PyPy is faster than Python, yes. But Go, C and many other (compiled) languages are way faster than PyPy. Plus, if you use a language like Go or Rust then you avoid Python's GIL and you'll have much more reasonable memory usage. Best of all, deploying is a matter of copying a binary, rather than having to deal with the absolute disaster that is Python packaging.
> Plus, if you use a language like Go or Rust then you avoid Python's GIL
No, but then you run into Go's GC and green threads. File systems fit squarely in the realms of "systems programming" (old definition [1], not new). Languages like Ada, Pascal, C/C++, Rust and D (without GC).
I wouldn't consider the workstations sold by Xerox, TI, Connecting Machines, the OS research department at ETHZ or the Microsoft’s natural language search service for the West Coast and Asia, just experiments.
With a synchronous garbage collector for cycles. Which is like the worst of both worlds, since you get the constant overhead of refcounting, plus unpredictable interruptions of unspecified duration that can happen every time a new object that might contain references to other objects is created.
To be fair, the GC can be disabled. But it's only safe to do so when you know there are no cycles, and even when such guarantee can be had for your own code, I've never seen a library guarantee that to API clients.
Maybe plenty fast for most applications but a filesystem is not one of these IMHO, especially for something as naturally resource hungry as ZFS.
A good filesystem implementation requires tight memory management and good control of what happens at the OS level. I am not saying it can't be be done in python, but it clearly isn't the right tool for the job.
I meant that for a production implementation. Python is perfectly fine for a proof of concept, in fact, it may be better than jumping straight down to C. But keeping it for production is foolish IMHO.
I was trying to speed up a log processing service running on PyPy by rewriting it in Java. I was surprised that the result was about twice slower (I know Java quite well and I didn't see obvious optimizations; most of the time was spent in GC). So it can be quite fast even in more absolute terms (VM languages), at least for some types of code.
If you manage to do it would be awesome, otherwise thanks a lot anyway for the effort :)
I’m just curious to understand why it happens because it’s exactly the opposite of what I would expect.
The only explanation that comes to my mind is excessive gc as someone else already mentioned, but it would be interesting to see the original code.
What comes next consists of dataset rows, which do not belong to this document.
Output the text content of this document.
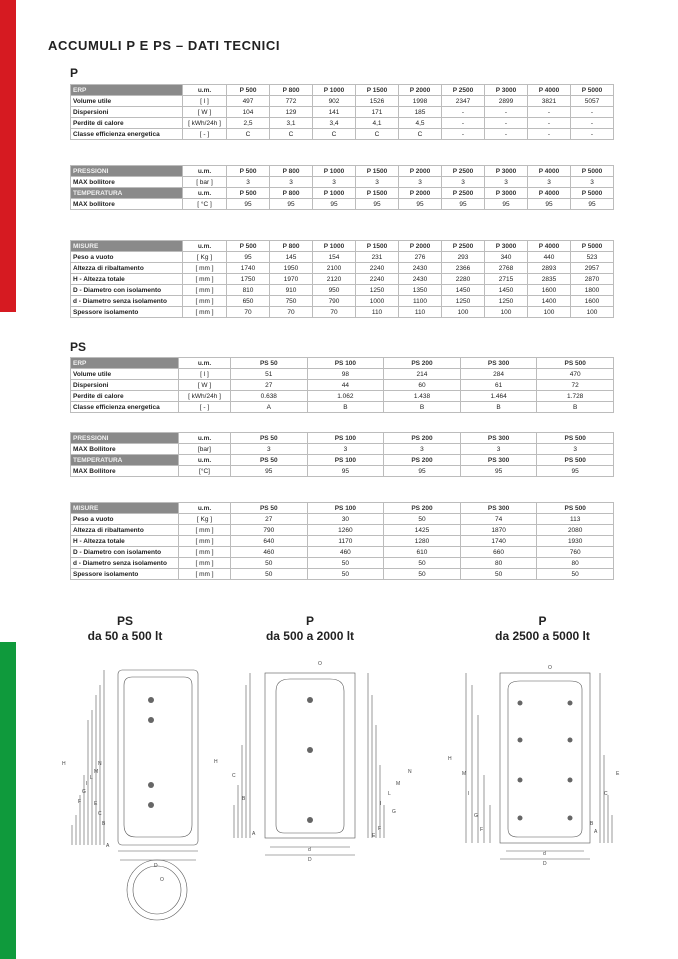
ACCUMULI P E PS – DATI TECNICI
P
ERP	u.m.	P 500	P 800	P 1000	P 1500	P 2000	P 2500	P 3000	P 4000	P 5000
Volume utile	[ l ]	497	772	902	1526	1998	2347	2899	3821	5057
Dispersioni	[ W ]	104	129	141	171	185	-	-	-	-
Perdite di calore	[ kWh/24h ]	2,5	3,1	3,4	4,1	4,5	-	-	-	-
Classe efficienza energetica	[ - ]	C	C	C	C	C	-	-	-	-
PRESSIONI	u.m.	P 500	P 800	P 1000	P 1500	P 2000	P 2500	P 3000	P 4000	P 5000
MAX bollitore	[ bar ]	3	3	3	3	3	3	3	3	3
TEMPERATURA	u.m.	P 500	P 800	P 1000	P 1500	P 2000	P 2500	P 3000	P 4000	P 5000
MAX bollitore	[ °C ]	95	95	95	95	95	95	95	95	95
MISURE	u.m.	P 500	P 800	P 1000	P 1500	P 2000	P 2500	P 3000	P 4000	P 5000
Peso a vuoto	[ Kg ]	95	145	154	231	276	293	340	440	523
Altezza di ribaltamento	[ mm ]	1740	1950	2100	2240	2430	2366	2768	2893	2957
H - Altezza totale	[ mm ]	1750	1970	2120	2240	2430	2280	2715	2835	2870
D - Diametro con isolamento	[ mm ]	810	910	950	1250	1350	1450	1450	1600	1800
d - Diametro senza isolamento	[ mm ]	650	750	790	1000	1100	1250	1250	1400	1600
Spessore isolamento	[ mm ]	70	70	70	110	110	100	100	100	100
PS
ERP	u.m.	PS 50	PS 100	PS 200	PS 300	PS 500
Volume utile	[ l ]	51	98	214	284	470
Dispersioni	[ W ]	27	44	60	61	72
Perdite di calore	[ kWh/24h ]	0.638	1.062	1.438	1.464	1.728
Classe efficienza energetica	[ - ]	A	B	B	B	B
PRESSIONI	u.m.	PS 50	PS 100	PS 200	PS 300	PS 500
MAX Bollitore	[bar]	3	3	3	3	3
TEMPERATURA	u.m.	PS 50	PS 100	PS 200	PS 300	PS 500
MAX Bollitore	[°C]	95	95	95	95	95
MISURE	u.m.	PS 50	PS 100	PS 200	PS 300	PS 500
Peso a vuoto	[ Kg ]	27	30	50	74	113
Altezza di ribaltamento	[ mm ]	790	1260	1425	1870	2080
H - Altezza totale	[ mm ]	640	1170	1280	1740	1930
D - Diametro con isolamento	[ mm ]	460	460	610	660	760
d - Diametro senza isolamento	[ mm ]	50	50	50	80	80
Spessore isolamento	[ mm ]	50	50	50	50	50
PS
da 50 a 500 lt
P
da 500 a 2000 lt
P
da 2500 a 5000 lt
H	N
M
L
I
G
F	E
C
B
A
D
O
H
N
M
L
I
G
F
E
C
B
A
D
d
O
H
M
I
G
F	A
B
C
E
D
d
O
I started doing it but yes, it's too much effort to get two full benchmarks, I'm sorry :). But I think it went down to the inefficiency of String.split(): https://stackoverflow.com/questions/37007189/string-split-te... and generally the Java's String built-in methods not being GC-friendly: https://stackoverflow.com/questions/20336459/garbage-friendl.... I'm guessing that when such parts can be coded in a non-VM environment (CPython/PyPy runtime) they can be made much faster, and Java to these days has the standard library coded in pure Java?
I had a binary parser written in Python that took around 30 seconds on typical input on CPython. PyPy took that down to about 10 seconds. Rewriting it in C# took it down to 200 ms.
Not single byte, but individual fields (float32/int32/string etc). Yes, I expected a much more significant speed-up as well. It's probably because a lot of that code was driven by reflection-type techniques.
Curiously, IronPython did better than anything (but still slow). Haven't tried Jython.
Compiling the whole thing with Cython was less effective than PyPy.
I routinely fail to get speedup on PyPy. In fact I frequently get slowdowns. I imagine it's only fast if your code is slower than it needs to be to begin with.
It works well for tight loops processing much data, or heavy object-orientation (multiple levels of class hierarchies). It probably won't work well for regular Django webapps or scripts. Also, real-world Python numerical/AI code uses numpy/ML libs so there's not much to optimize in Python...
If you're going to run the file system in user space, there's no reason not to just use normal ZFS. The problem with ZFS licensing is only in combining CDDL+GPL in one unit. If you're working across the kernel/userspace boundary, there's already no problem. ZoL even already ships a fuse version that works fine.